Historical Downtown Charleston Overview
Charleston SC is a city of many faces, and there is no place — and no lifestyle — quite like Charleston. South of Broad Street is an area of historic homes where old Charleston families live side-by-side with transplanted professionals.
Tourists wander the ancient narrow streets and alleys. The sound of hooves on pavement and cobblestone marks the passing of another horse drawn carriage tour. Movie crews periodically change the street signs and put up old gas lamps. Along the Battery, visitors drop their quarters into mounted binoculars so they can view Ft. Sumter, the place where The War Between the States began.
Up King Street, along Calhoun, the spirit changes and so do the faces. Here is the College of Charleston, surrounded by neighborhoods of still old homes, but smaller and filled with younger professionals. Towards the Ashley River is the Medical University of South Carolina and the Roper Hospital complex. Along the banks of the river are new hotels, a renovated old warehouse filled with new businesses, and marinas..

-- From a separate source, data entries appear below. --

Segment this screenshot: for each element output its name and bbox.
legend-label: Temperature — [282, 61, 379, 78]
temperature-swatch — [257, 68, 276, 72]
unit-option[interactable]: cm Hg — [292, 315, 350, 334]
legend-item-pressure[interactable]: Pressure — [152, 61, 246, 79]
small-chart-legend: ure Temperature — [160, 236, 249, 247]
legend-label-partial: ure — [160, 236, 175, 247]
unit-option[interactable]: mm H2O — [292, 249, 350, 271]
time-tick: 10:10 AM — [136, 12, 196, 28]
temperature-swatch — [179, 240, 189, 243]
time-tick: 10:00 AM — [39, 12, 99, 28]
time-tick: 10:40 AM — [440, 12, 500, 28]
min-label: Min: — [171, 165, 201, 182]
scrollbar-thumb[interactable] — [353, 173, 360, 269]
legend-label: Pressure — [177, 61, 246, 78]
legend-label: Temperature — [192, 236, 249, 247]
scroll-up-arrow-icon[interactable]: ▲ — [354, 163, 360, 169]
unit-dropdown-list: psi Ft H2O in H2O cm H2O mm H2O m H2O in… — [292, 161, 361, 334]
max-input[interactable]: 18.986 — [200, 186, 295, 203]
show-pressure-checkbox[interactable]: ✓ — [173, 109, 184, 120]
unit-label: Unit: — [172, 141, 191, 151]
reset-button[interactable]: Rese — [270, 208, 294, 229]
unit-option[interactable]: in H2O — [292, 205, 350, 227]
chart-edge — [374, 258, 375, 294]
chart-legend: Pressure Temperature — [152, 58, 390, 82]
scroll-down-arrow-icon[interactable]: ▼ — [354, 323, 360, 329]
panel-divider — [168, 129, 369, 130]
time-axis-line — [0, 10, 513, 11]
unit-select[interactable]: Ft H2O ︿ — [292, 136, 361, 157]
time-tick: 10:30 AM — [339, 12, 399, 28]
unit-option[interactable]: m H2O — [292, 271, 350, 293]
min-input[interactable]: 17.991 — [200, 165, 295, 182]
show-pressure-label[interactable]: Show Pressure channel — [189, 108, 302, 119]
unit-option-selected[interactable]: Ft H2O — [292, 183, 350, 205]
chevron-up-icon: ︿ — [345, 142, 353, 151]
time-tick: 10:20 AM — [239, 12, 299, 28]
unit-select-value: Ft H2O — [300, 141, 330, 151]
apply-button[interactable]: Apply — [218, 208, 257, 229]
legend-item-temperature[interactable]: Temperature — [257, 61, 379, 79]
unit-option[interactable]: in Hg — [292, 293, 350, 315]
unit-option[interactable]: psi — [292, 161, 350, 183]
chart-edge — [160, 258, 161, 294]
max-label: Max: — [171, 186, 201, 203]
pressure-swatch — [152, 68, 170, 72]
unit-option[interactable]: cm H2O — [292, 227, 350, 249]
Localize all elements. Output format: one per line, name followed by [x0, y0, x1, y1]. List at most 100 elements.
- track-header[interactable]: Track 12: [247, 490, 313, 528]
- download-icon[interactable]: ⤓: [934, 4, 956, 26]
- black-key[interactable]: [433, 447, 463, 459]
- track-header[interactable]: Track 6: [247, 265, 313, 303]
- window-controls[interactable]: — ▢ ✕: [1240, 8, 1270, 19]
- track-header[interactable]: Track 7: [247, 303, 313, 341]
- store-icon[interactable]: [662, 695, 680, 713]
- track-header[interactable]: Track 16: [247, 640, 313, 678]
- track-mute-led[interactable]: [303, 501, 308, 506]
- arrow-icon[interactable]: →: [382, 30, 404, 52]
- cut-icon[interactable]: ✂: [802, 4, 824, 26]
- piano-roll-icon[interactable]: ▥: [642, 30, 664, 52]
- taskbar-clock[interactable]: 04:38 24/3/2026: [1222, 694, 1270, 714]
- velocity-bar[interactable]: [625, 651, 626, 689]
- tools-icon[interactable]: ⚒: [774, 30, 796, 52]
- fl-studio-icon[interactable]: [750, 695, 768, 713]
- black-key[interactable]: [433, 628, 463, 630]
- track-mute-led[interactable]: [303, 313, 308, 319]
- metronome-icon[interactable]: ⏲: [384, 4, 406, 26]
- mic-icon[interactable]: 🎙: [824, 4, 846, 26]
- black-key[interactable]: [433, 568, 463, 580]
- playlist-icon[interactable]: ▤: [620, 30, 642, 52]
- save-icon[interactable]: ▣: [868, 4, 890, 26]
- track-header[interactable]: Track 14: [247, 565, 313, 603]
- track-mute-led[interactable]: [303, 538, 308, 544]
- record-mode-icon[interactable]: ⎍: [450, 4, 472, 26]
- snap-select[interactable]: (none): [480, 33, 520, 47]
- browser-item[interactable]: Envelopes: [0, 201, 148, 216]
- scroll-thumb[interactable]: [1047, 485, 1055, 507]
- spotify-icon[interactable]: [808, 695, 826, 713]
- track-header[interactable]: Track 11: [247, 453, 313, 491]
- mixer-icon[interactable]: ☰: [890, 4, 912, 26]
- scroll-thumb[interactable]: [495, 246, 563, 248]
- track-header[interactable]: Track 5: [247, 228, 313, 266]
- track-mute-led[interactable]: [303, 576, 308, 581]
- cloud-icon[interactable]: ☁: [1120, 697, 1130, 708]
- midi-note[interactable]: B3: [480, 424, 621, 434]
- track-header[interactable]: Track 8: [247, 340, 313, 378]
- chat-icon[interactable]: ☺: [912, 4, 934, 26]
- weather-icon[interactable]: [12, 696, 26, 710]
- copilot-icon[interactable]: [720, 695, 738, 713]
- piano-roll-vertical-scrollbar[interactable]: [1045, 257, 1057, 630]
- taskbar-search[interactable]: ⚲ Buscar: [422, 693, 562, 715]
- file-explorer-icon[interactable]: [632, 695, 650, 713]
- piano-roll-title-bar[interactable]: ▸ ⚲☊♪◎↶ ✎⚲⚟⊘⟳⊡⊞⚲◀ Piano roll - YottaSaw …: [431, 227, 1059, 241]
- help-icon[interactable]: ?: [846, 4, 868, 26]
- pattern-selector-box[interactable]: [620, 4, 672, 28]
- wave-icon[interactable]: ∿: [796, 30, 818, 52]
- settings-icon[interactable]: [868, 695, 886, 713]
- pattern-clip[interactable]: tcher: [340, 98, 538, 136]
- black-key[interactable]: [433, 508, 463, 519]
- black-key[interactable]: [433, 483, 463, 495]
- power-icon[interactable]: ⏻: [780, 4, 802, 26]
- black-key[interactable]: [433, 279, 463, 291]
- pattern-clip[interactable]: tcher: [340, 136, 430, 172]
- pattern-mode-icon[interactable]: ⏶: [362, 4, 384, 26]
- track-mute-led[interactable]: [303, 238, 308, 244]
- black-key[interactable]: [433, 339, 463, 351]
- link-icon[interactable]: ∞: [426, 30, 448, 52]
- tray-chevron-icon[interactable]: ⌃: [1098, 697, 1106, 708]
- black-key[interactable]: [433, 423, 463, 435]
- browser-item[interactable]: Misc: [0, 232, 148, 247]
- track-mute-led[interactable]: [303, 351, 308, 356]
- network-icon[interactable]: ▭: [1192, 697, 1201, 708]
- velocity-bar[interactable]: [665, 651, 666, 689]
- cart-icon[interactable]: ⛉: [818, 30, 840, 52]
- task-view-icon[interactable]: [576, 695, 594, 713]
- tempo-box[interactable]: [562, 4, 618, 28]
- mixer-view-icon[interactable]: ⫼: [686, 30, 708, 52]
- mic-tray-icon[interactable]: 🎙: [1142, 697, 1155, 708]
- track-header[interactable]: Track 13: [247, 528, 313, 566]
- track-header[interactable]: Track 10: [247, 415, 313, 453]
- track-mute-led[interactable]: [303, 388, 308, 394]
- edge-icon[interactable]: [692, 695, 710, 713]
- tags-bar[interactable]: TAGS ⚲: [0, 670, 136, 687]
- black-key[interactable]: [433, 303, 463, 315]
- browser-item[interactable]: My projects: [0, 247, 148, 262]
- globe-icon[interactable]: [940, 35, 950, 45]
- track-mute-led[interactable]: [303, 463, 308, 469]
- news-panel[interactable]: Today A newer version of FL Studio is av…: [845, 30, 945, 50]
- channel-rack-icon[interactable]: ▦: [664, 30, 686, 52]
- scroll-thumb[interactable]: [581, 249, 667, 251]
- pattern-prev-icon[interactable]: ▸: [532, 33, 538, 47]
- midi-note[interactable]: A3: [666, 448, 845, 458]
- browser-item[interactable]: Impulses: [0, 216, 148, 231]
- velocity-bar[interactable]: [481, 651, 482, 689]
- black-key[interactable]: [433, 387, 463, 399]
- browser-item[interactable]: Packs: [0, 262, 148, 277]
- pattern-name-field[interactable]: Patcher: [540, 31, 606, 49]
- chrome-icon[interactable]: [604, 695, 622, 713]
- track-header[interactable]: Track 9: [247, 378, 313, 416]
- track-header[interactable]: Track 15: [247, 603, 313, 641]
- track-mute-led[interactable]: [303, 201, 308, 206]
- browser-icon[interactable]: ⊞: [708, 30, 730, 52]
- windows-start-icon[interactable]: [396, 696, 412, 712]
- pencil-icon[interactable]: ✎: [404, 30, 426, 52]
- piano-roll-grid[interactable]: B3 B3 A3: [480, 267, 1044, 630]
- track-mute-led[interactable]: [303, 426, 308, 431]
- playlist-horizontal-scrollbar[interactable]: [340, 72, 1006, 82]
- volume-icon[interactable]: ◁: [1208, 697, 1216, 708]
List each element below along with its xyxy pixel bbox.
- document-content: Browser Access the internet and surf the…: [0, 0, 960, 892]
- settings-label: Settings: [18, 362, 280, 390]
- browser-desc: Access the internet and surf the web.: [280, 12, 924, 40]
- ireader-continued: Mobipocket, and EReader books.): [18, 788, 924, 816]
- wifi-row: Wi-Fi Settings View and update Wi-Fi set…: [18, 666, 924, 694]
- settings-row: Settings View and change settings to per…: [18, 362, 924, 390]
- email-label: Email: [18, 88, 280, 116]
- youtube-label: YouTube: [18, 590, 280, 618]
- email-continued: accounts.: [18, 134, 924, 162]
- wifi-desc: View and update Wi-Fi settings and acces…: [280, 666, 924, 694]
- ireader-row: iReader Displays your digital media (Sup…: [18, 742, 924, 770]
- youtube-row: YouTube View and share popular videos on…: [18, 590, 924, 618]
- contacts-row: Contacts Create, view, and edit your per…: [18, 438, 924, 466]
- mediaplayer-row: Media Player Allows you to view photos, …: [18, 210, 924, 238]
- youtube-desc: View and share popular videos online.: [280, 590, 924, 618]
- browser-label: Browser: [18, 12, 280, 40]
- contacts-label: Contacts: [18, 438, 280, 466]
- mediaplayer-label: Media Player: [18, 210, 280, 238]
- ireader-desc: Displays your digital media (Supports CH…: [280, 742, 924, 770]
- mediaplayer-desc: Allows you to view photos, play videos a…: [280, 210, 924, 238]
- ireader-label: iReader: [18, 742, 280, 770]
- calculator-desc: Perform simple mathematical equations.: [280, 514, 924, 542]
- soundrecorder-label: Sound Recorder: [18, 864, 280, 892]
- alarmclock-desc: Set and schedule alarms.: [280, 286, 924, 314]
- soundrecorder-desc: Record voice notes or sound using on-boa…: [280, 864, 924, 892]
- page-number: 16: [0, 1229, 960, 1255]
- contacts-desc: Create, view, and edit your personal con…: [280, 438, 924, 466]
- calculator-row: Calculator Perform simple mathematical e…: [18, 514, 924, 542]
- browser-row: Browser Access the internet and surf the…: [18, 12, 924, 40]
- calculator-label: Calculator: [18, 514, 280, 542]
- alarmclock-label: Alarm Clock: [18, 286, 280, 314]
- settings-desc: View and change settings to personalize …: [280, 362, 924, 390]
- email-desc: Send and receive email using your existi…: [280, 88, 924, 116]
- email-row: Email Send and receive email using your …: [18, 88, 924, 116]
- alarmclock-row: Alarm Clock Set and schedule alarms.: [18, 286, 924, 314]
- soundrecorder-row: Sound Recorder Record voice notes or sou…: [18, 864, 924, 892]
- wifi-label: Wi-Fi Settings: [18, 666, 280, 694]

Between the recreational development along the Ashley River and the South Carolina Ports Authority terminals on the Cooper lies a city where residents and business people live and work side-by-side. Walking along East Bay Street or Meeting Street, it is not always clear which of the old homes are residences, which are businesses and which are historic sites.
Finally, along King and Market Streets, along East Bay, Church and Broad, one finds hundreds of storefronts, from Saks Fifth Avenue to consignment jewelry shops and sidewalk Sweetgrass basket weavers. The Port of Charleston is the fourth largest container port in the United States. Along its docks are parking lots packed with brand new BMWs on their way around the world. Mountains of containers waiting to be hauled to Singapore and Liverpool line the Cooper River waterfront.
Charleston’s cultural roots are as diverse as the home ports of her modern day tourists. Charleston exists as a mixed tribute to her early English, Irish, French, Spanish, German, Swiss, Santo Domingan, African, American Indian and Caribbean connections.
The early settlers were English and Irish. Adventurers sailed up what would become Charleston Harbor, past piles of bleached oyster shells at the tip of the peninsula, and then headed up the Ashley River to a high bank they called Albemarle Point. They named their settlement Charles Towne for King Charles II. A decade later, the lure of the pretty shellfish remnants and the safety element of a prominent vantage point drew the Charles Towne colonists back to the peninsula to build a new and permanent settlement between the Ashley and Cooper Rivers. British plans for the development of the colony were called the Grand Modell and were sent over to guide development of 600 prime acres into a proper town.
The Spanish and the French were early threats, but Charles Towne withstood their advances and became the capital of the Province of Carolina. An aristocratic society evolved, and slipped easily into its Golden Age in the 18th century. Rice was king and Charleston was the busiest seaport south of Philadelphia.
The Revolutionary and Civil Wars resulted in Charleston’s occupation by two enemy forces. Many Charlestonians were forced to suffer, with rumpled dignity the humiliation during these enemy occupations. Colonists resisted bombardment and rose to provide the patriots’ first victory in their war for independence. Then once again, as Confederates, the citizenry rallied to overtake Fort Sumter, only to fall at the end and hear the drumbeat of Sherman’s army as it destroyed so much of the wealth that had been built.
Certainly all was not bleak as the century unfolded. Between the periods of tribulation, the city was renamed Charleston and experienced an incredible building boom. Also, the wagon trade on upper King Street was an important outgrowth of the cotton and tobacco industries, and preempted the retail stores that make up our present day shopping district.
Fire, earthquake, hurricane, yellow fever epidemic and even the boll weevil have threatened Charlestonians’ health and economic stability. But nothing crippled their spirit. There was a silver lining in that cloud of financial hard times. Those buildings, which our ancestors could not afford to replace in the name of progress at the turn of this century escaped the fate of structures in more affluent communities.
Today, Charleston’s collection of historically significant architecture attracts tourists from around the world.